21 de julio de 2010

Momia

Tenía cinco. En el concurso de disfraces del Montessori de San Jerónimo participé como una momia. Perdí.
Siempre le atribuiré mi derrota al calor. Resulta que mi mamá me mandó vendado hasta la cara, hasta la frente, hasta el pelo, que ya era mucho. Perdí el concurso de disfraces del día de muertos de 1992, en aquella escuela.
Y es que el jurado deliberó a partir de las doce del día, y qué calor para estar vendado hasta el cuello, hasta la cara, que ofrecí completa en mi derrota. "Y aquí tenemos al atropellado del periférico", apenas ahora recuerdo, dijo el juez, un maestro de primaria.
No era eso, era una momia, y se lo dije, a él y al público que presenció su juicio (y el mío, y mi defensa: era una momia, lo dije, pero nadie me escuchó: era una momia).
Así perdí el concurso, que aun si hubiera aguantado el calor (como aguanté la humillación de ser confundido con un simple atropellado), habría sido difícil ganar.
Una momia, hasta en estos días de tolerancia, puede menos que un atropellado, un muerto, en día de muertos.
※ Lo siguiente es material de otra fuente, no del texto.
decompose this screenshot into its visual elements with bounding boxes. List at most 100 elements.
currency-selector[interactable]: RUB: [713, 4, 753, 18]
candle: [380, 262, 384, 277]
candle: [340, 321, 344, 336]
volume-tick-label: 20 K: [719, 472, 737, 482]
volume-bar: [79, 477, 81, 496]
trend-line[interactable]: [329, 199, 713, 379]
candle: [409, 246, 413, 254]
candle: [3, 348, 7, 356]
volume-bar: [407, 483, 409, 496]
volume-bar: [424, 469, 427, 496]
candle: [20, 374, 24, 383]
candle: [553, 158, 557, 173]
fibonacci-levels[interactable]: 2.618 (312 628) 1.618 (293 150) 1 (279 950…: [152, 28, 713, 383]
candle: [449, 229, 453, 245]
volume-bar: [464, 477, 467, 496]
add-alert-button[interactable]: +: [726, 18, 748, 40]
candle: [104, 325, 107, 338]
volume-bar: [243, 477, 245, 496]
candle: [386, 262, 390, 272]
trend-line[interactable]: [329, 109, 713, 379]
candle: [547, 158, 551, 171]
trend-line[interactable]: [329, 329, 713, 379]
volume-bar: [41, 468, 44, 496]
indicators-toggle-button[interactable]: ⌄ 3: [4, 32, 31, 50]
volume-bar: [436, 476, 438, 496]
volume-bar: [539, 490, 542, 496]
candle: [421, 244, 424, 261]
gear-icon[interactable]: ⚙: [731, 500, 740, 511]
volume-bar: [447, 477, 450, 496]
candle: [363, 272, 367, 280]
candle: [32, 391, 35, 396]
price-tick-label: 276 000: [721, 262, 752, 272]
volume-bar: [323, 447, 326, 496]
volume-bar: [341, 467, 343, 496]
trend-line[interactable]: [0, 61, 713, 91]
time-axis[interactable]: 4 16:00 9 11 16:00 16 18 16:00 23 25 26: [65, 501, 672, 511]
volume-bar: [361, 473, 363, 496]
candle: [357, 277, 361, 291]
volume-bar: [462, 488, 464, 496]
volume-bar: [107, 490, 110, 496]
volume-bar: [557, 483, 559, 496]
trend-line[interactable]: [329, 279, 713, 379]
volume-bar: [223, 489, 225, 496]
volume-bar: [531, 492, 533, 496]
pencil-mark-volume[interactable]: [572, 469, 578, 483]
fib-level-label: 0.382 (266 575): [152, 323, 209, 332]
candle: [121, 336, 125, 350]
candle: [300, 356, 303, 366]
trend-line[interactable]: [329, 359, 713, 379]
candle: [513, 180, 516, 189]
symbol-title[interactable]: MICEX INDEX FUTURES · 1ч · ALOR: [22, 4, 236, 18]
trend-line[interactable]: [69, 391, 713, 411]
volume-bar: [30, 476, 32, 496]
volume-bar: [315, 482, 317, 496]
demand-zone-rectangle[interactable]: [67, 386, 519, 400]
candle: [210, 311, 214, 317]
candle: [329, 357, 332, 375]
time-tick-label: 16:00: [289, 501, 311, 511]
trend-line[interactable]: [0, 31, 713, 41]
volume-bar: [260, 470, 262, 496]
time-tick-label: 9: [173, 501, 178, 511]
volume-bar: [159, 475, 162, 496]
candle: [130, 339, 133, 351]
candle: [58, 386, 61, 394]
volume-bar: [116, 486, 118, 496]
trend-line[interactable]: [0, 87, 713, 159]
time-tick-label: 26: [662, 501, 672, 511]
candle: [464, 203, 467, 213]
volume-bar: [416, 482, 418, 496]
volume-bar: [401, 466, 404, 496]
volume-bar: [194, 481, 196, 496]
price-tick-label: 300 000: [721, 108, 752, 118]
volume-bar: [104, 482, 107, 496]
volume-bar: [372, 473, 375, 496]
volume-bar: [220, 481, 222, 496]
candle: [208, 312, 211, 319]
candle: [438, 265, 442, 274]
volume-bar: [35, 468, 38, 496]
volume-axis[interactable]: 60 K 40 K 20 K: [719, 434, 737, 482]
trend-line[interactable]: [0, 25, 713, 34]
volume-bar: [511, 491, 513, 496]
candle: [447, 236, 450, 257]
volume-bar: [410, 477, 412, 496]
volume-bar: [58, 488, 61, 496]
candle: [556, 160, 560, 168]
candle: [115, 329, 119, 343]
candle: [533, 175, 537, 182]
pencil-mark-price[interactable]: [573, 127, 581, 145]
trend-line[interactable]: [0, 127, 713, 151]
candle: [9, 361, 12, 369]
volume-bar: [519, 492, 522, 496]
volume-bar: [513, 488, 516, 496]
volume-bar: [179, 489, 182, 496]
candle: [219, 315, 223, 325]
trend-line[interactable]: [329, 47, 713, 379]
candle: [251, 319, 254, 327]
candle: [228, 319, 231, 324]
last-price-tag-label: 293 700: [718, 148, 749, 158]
Porque una momia puede llegar a ser tan ajena que incluso un atropellado del periférico pude más y significa más, aunque los dos pierdan en contra de una carismática y trillada calabaza con cara de niño.
Fue mi cara, de niño, la que me delató, la que les permitió saber que no era yo, ni una momia, ni un atropellado. Era un perdedor vendado hasta el cuello.
Pero les gané: supe que perdería y supe pararme, frente a todos, como un gran y absoluto perdedor —atropellado—.